Segundo o sindicato, "a situação atual do quadro de pilotos TAP começa a causar algumas dificuldades de perceção", com a companhia a apontar "insistentemente" o "sobredimensionamento do quadro atual em cerca de 150 pilotos", a presidente (CEO) da empresa, Christine Ourmières-Widener, a dizer "em entrevista gravada que o quadro está ajustado à operação" e a TAP e o ministro das Infraestruturas a garantirem que há pilotos em número suficiente para assegurar voos.
"No entanto, cancelam-se voos por não haver pilotos para os operar.

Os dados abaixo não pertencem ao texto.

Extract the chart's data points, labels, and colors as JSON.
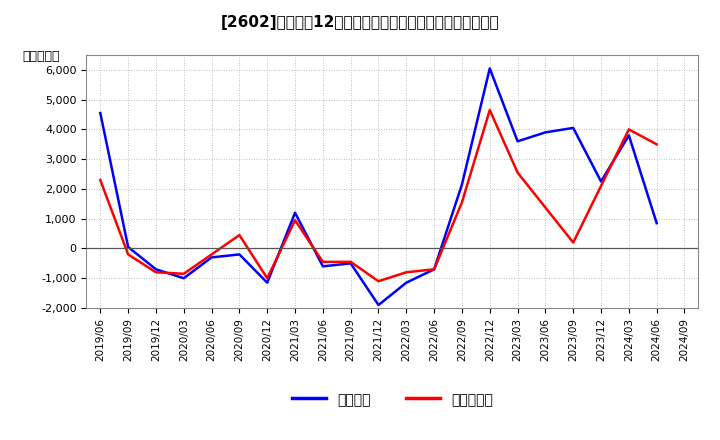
{
  "title_prefix": "[2602]　",
  "title_main": "利益だ12か月移動合計の対前年同期増減額の推移",
  "ylabel": "（百万円）",
  "ylim": [
    -2000,
    6500
  ],
  "yticks": [
    -2000,
    -1000,
    0,
    1000,
    2000,
    3000,
    4000,
    5000,
    6000
  ],
  "legend_labels": [
    "経常利益",
    "当期純利益"
  ],
  "line_colors": [
    "#0000ff",
    "#ff0000"
  ],
  "background_color": "#ffffff",
  "plot_bg_color": "#ffffff",
  "grid_color": "#aaaaaa",
  "x_labels": [
    "2019/06",
    "2019/09",
    "2019/12",
    "2020/03",
    "2020/06",
    "2020/09",
    "2020/12",
    "2021/03",
    "2021/06",
    "2021/09",
    "2021/12",
    "2022/03",
    "2022/06",
    "2022/09",
    "2022/12",
    "2023/03",
    "2023/06",
    "2023/09",
    "2023/12",
    "2024/03",
    "2024/06",
    "2024/09"
  ],
  "blue_values": [
    4550,
    50,
    -700,
    -1000,
    -300,
    -200,
    -1150,
    1200,
    -600,
    -500,
    -1900,
    -1150,
    -700,
    2150,
    6050,
    3600,
    3900,
    4050,
    2250,
    3800,
    850,
    null
  ],
  "red_values": [
    2300,
    -200,
    -800,
    -850,
    null,
    450,
    -1000,
    950,
    -450,
    -450,
    -1100,
    -800,
    -700,
    1550,
    4650,
    2550,
    null,
    200,
    null,
    4000,
    3500,
    null
  ],
  "zero_line_color": "#555555",
  "axis_color": "#555555",
  "tick_fontsize": 8,
  "xlabel_fontsize": 7.5,
  "title_fontsize": 11,
  "legend_fontsize": 10,
  "line_width": 1.8
}
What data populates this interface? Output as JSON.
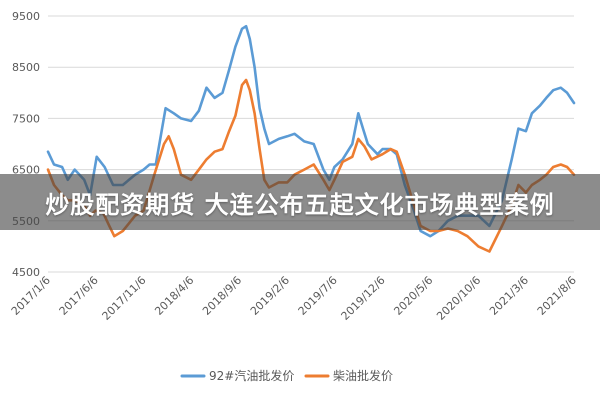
{
  "banner": {
    "title": "炒股配资期货 大连公布五起文化市场典型案例"
  },
  "colors": {
    "gasoline": "#5b9bd5",
    "diesel": "#ed7d31",
    "grid": "#d9d9d9",
    "text": "#595959"
  },
  "chart_data": {
    "type": "line",
    "title": "",
    "xlabel": "",
    "ylabel": "",
    "ylim": [
      4500,
      9500
    ],
    "yticks": [
      4500,
      5500,
      6500,
      7500,
      8500,
      9500
    ],
    "xlim": [
      "2017-01-06",
      "2021-08-06"
    ],
    "xtick_labels": [
      "2017/1/6",
      "2017/6/6",
      "2017/11/6",
      "2018/4/6",
      "2018/9/6",
      "2019/2/6",
      "2019/7/6",
      "2019/12/6",
      "2020/5/6",
      "2020/10/6",
      "2021/3/6",
      "2021/8/6"
    ],
    "grid": "horizontal",
    "legend": "bottom-center",
    "series": [
      {
        "name": "92#汽油批发价",
        "color": "#5b9bd5",
        "points": [
          [
            "2017-01-06",
            6850
          ],
          [
            "2017-01-25",
            6600
          ],
          [
            "2017-02-20",
            6550
          ],
          [
            "2017-03-10",
            6300
          ],
          [
            "2017-04-01",
            6500
          ],
          [
            "2017-05-01",
            6300
          ],
          [
            "2017-05-20",
            6000
          ],
          [
            "2017-06-10",
            6750
          ],
          [
            "2017-07-05",
            6550
          ],
          [
            "2017-08-01",
            6200
          ],
          [
            "2017-09-01",
            6200
          ],
          [
            "2017-10-10",
            6400
          ],
          [
            "2017-11-06",
            6500
          ],
          [
            "2017-11-25",
            6600
          ],
          [
            "2017-12-15",
            6600
          ],
          [
            "2018-01-15",
            7700
          ],
          [
            "2018-02-10",
            7600
          ],
          [
            "2018-03-05",
            7500
          ],
          [
            "2018-04-06",
            7450
          ],
          [
            "2018-05-01",
            7650
          ],
          [
            "2018-05-25",
            8100
          ],
          [
            "2018-06-20",
            7900
          ],
          [
            "2018-07-15",
            8000
          ],
          [
            "2018-08-05",
            8450
          ],
          [
            "2018-08-25",
            8900
          ],
          [
            "2018-09-15",
            9250
          ],
          [
            "2018-09-28",
            9300
          ],
          [
            "2018-10-10",
            9050
          ],
          [
            "2018-10-25",
            8500
          ],
          [
            "2018-11-10",
            7700
          ],
          [
            "2018-11-25",
            7300
          ],
          [
            "2018-12-10",
            7000
          ],
          [
            "2019-01-10",
            7100
          ],
          [
            "2019-02-06",
            7150
          ],
          [
            "2019-03-01",
            7200
          ],
          [
            "2019-04-01",
            7050
          ],
          [
            "2019-05-01",
            7000
          ],
          [
            "2019-06-01",
            6500
          ],
          [
            "2019-06-20",
            6300
          ],
          [
            "2019-07-06",
            6550
          ],
          [
            "2019-08-01",
            6700
          ],
          [
            "2019-09-01",
            7000
          ],
          [
            "2019-09-20",
            7600
          ],
          [
            "2019-10-05",
            7300
          ],
          [
            "2019-10-20",
            7000
          ],
          [
            "2019-11-20",
            6800
          ],
          [
            "2019-12-06",
            6900
          ],
          [
            "2020-01-01",
            6900
          ],
          [
            "2020-01-20",
            6800
          ],
          [
            "2020-02-15",
            6200
          ],
          [
            "2020-03-15",
            5700
          ],
          [
            "2020-04-05",
            5300
          ],
          [
            "2020-05-06",
            5200
          ],
          [
            "2020-06-01",
            5300
          ],
          [
            "2020-07-01",
            5500
          ],
          [
            "2020-08-01",
            5600
          ],
          [
            "2020-09-01",
            5600
          ],
          [
            "2020-10-06",
            5600
          ],
          [
            "2020-11-10",
            5400
          ],
          [
            "2020-12-20",
            5900
          ],
          [
            "2021-01-20",
            6700
          ],
          [
            "2021-02-10",
            7300
          ],
          [
            "2021-03-06",
            7250
          ],
          [
            "2021-03-25",
            7600
          ],
          [
            "2021-04-20",
            7750
          ],
          [
            "2021-05-10",
            7900
          ],
          [
            "2021-06-01",
            8050
          ],
          [
            "2021-06-25",
            8100
          ],
          [
            "2021-07-15",
            8000
          ],
          [
            "2021-08-06",
            7800
          ]
        ]
      },
      {
        "name": "柴油批发价",
        "color": "#ed7d31",
        "points": [
          [
            "2017-01-06",
            6500
          ],
          [
            "2017-01-25",
            6200
          ],
          [
            "2017-02-20",
            6000
          ],
          [
            "2017-03-10",
            5900
          ],
          [
            "2017-04-01",
            5900
          ],
          [
            "2017-05-01",
            5800
          ],
          [
            "2017-05-20",
            5600
          ],
          [
            "2017-06-06",
            5700
          ],
          [
            "2017-07-01",
            5650
          ],
          [
            "2017-07-20",
            5400
          ],
          [
            "2017-08-05",
            5200
          ],
          [
            "2017-09-01",
            5300
          ],
          [
            "2017-10-10",
            5600
          ],
          [
            "2017-11-06",
            5700
          ],
          [
            "2017-12-10",
            6400
          ],
          [
            "2018-01-10",
            7000
          ],
          [
            "2018-01-25",
            7150
          ],
          [
            "2018-02-10",
            6900
          ],
          [
            "2018-03-05",
            6400
          ],
          [
            "2018-04-06",
            6300
          ],
          [
            "2018-05-01",
            6500
          ],
          [
            "2018-05-25",
            6700
          ],
          [
            "2018-06-20",
            6850
          ],
          [
            "2018-07-15",
            6900
          ],
          [
            "2018-08-05",
            7250
          ],
          [
            "2018-08-25",
            7550
          ],
          [
            "2018-09-15",
            8150
          ],
          [
            "2018-09-28",
            8250
          ],
          [
            "2018-10-10",
            8050
          ],
          [
            "2018-10-25",
            7600
          ],
          [
            "2018-11-10",
            6900
          ],
          [
            "2018-11-25",
            6300
          ],
          [
            "2018-12-10",
            6150
          ],
          [
            "2019-01-10",
            6250
          ],
          [
            "2019-02-06",
            6250
          ],
          [
            "2019-03-01",
            6400
          ],
          [
            "2019-04-01",
            6500
          ],
          [
            "2019-05-01",
            6600
          ],
          [
            "2019-06-01",
            6300
          ],
          [
            "2019-06-20",
            6100
          ],
          [
            "2019-07-06",
            6300
          ],
          [
            "2019-08-01",
            6650
          ],
          [
            "2019-09-01",
            6750
          ],
          [
            "2019-09-20",
            7100
          ],
          [
            "2019-10-10",
            6950
          ],
          [
            "2019-11-01",
            6700
          ],
          [
            "2019-12-06",
            6800
          ],
          [
            "2020-01-01",
            6900
          ],
          [
            "2020-01-20",
            6850
          ],
          [
            "2020-02-15",
            6400
          ],
          [
            "2020-03-15",
            5800
          ],
          [
            "2020-04-05",
            5400
          ],
          [
            "2020-05-06",
            5300
          ],
          [
            "2020-06-01",
            5300
          ],
          [
            "2020-07-01",
            5350
          ],
          [
            "2020-08-01",
            5300
          ],
          [
            "2020-09-01",
            5200
          ],
          [
            "2020-10-06",
            5000
          ],
          [
            "2020-11-10",
            4900
          ],
          [
            "2020-12-20",
            5400
          ],
          [
            "2021-01-20",
            5800
          ],
          [
            "2021-02-10",
            6200
          ],
          [
            "2021-03-06",
            6050
          ],
          [
            "2021-03-25",
            6200
          ],
          [
            "2021-04-20",
            6300
          ],
          [
            "2021-05-10",
            6400
          ],
          [
            "2021-06-01",
            6550
          ],
          [
            "2021-06-25",
            6600
          ],
          [
            "2021-07-15",
            6550
          ],
          [
            "2021-08-06",
            6400
          ]
        ]
      }
    ]
  }
}
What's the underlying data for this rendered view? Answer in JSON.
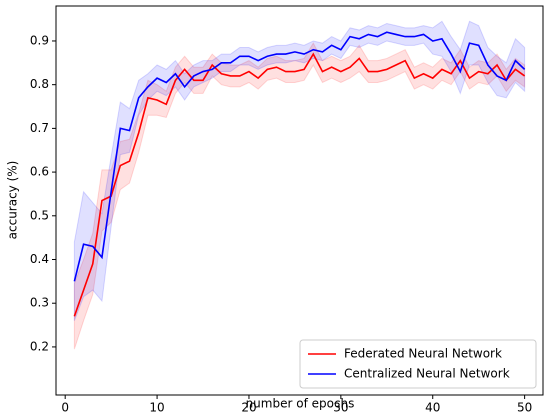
{
  "chart_data": {
    "type": "line",
    "xlabel": "number of epochs",
    "ylabel": "accuracy (%)",
    "x": [
      1,
      2,
      3,
      4,
      5,
      6,
      7,
      8,
      9,
      10,
      11,
      12,
      13,
      14,
      15,
      16,
      17,
      18,
      19,
      20,
      21,
      22,
      23,
      24,
      25,
      26,
      27,
      28,
      29,
      30,
      31,
      32,
      33,
      34,
      35,
      36,
      37,
      38,
      39,
      40,
      41,
      42,
      43,
      44,
      45,
      46,
      47,
      48,
      49,
      50
    ],
    "series": [
      {
        "name": "Federated Neural Network",
        "color": "#ff0000",
        "values": [
          0.27,
          0.33,
          0.39,
          0.535,
          0.545,
          0.615,
          0.625,
          0.69,
          0.77,
          0.765,
          0.755,
          0.81,
          0.835,
          0.81,
          0.81,
          0.845,
          0.825,
          0.82,
          0.82,
          0.83,
          0.815,
          0.835,
          0.84,
          0.83,
          0.83,
          0.835,
          0.87,
          0.83,
          0.84,
          0.83,
          0.84,
          0.86,
          0.83,
          0.83,
          0.835,
          0.845,
          0.855,
          0.815,
          0.825,
          0.815,
          0.835,
          0.825,
          0.855,
          0.815,
          0.83,
          0.825,
          0.845,
          0.81,
          0.835,
          0.82
        ],
        "errors": [
          0.075,
          0.07,
          0.07,
          0.07,
          0.06,
          0.055,
          0.05,
          0.045,
          0.04,
          0.035,
          0.03,
          0.03,
          0.03,
          0.03,
          0.03,
          0.025,
          0.025,
          0.025,
          0.025,
          0.025,
          0.025,
          0.025,
          0.025,
          0.025,
          0.025,
          0.025,
          0.025,
          0.025,
          0.025,
          0.025,
          0.025,
          0.03,
          0.025,
          0.025,
          0.025,
          0.025,
          0.025,
          0.025,
          0.025,
          0.025,
          0.025,
          0.025,
          0.025,
          0.025,
          0.025,
          0.025,
          0.025,
          0.025,
          0.025,
          0.025
        ]
      },
      {
        "name": "Centralized Neural Network",
        "color": "#0000ff",
        "values": [
          0.35,
          0.435,
          0.43,
          0.405,
          0.555,
          0.7,
          0.695,
          0.77,
          0.795,
          0.815,
          0.805,
          0.825,
          0.795,
          0.82,
          0.83,
          0.835,
          0.85,
          0.85,
          0.865,
          0.865,
          0.855,
          0.865,
          0.87,
          0.87,
          0.875,
          0.87,
          0.88,
          0.875,
          0.89,
          0.88,
          0.91,
          0.905,
          0.915,
          0.91,
          0.92,
          0.915,
          0.91,
          0.91,
          0.915,
          0.9,
          0.905,
          0.87,
          0.83,
          0.895,
          0.89,
          0.845,
          0.82,
          0.81,
          0.855,
          0.835
        ],
        "errors": [
          0.09,
          0.12,
          0.1,
          0.1,
          0.08,
          0.06,
          0.05,
          0.04,
          0.03,
          0.03,
          0.03,
          0.03,
          0.03,
          0.025,
          0.025,
          0.02,
          0.02,
          0.02,
          0.02,
          0.02,
          0.02,
          0.02,
          0.02,
          0.02,
          0.02,
          0.02,
          0.02,
          0.02,
          0.02,
          0.02,
          0.02,
          0.02,
          0.02,
          0.02,
          0.02,
          0.02,
          0.02,
          0.02,
          0.02,
          0.03,
          0.04,
          0.04,
          0.05,
          0.05,
          0.045,
          0.04,
          0.045,
          0.04,
          0.05,
          0.05
        ]
      }
    ],
    "xlim": [
      -1,
      52
    ],
    "xticks": [
      0,
      10,
      20,
      30,
      40,
      50
    ],
    "ylim": [
      0.09,
      0.98
    ],
    "yticks": [
      0.2,
      0.3,
      0.4,
      0.5,
      0.6,
      0.7,
      0.8,
      0.9
    ],
    "grid": false,
    "legend": "lower right"
  }
}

Basta haver um único cancelamento por este motivo para a conjugação dos pontos anteriores não fazer qualquer sentido", sustenta.
Segundo argumenta o SPAC, "havendo pilotos a mais, ou até em número ajustado à operação, é estranho que os mesmos estejam a realizar horas extra mensais (não pagas, por sinal) em meses tipicamente menos intensos ou não estejam pilotos suficientes escalados para serviços de assistência".
"Por outro lado -- continua - se o quadro está adequado à operação, não há razão para a manutenção do corte salarial suplementar, já que deixa de fazer sentido a proteção de emprego dos pilotos em excesso, argumento apresentado no Acordo Temporário assinado em 2021. Algo está errado!"
Na comunicação interna a que a Lusa teve acesso, o sindicato relembra que "afirmou terem existido cancelamentos por não haver pilotos disponíveis no conjunto dos voos cancelados, em dois fins de semana", mas "nunca disse que houve 20 (ou 30) cancelamentos por falta de pilotos".
Escusando-se a voltar a dar exemplos de voos cancelados por falta de pilotos, o SPAC diz ser "do conhecimento de todos os associados quais foram os voos cancelados por não haver pilotos disponíveis e quais foram as manobras para viabilizar voos contra o Acordo de Empresa".
O sindicato salienta, contudo, que se "cancelam voos por falta de pilotos" quando "há mais de uma dúzia de pilotos, despedidos no final de 2021 num processo pouco transparente e já muitos reintegrados por decisão judicial, a ser pagos para não realizar voos por opção da TAP".
Paralelamente, diz, "aplica-se 'lay-off' aos pilotos quando "o nível de prestação de trabalho (horas de voo mensais e dias de trabalho efetivo) está ao nível de 2019 e, em vários casos, acima de 2019, estando os pilotos a ser pagos com redução direta de 45% somada à indireta nas senioridades congeladas, entre outras parcelas".
"As condições de trabalho dos pilotos e dos restantes trabalhadores da TAP SA em geral não podem ser apontadas como justificação para más opções de gestão da TAP", sustenta, lembrando que, conforme consta do Relatório e Contas de 2021 da companhia, "a própria TAP assumiu que a TAP SA foi capaz de fornecer, ao longo dos últimos anos, quase 1.000 milhões de euros a fundo perdido para financiar a VEM/ME Brasil".
Defendendo que "os pilotos e os restantes trabalhadores merecem mais respeito, mais reconhecimento e menos afrontas diárias por parte da gestão e da tutela, com inverdades e justificações vagas, ausentes de racional e facilmente rebatidas com factos", o SPAC reitera que "os pilotos são a solução, e não o problema".
Finalmente, alerta os seus associados: "Voar em folga/férias ou aceitar convites de qualquer tipo com as atuais condições laborais distorce a realidade e enfraquece a classe, num momento em que os pilotos continuam a ser vistos como descartáveis".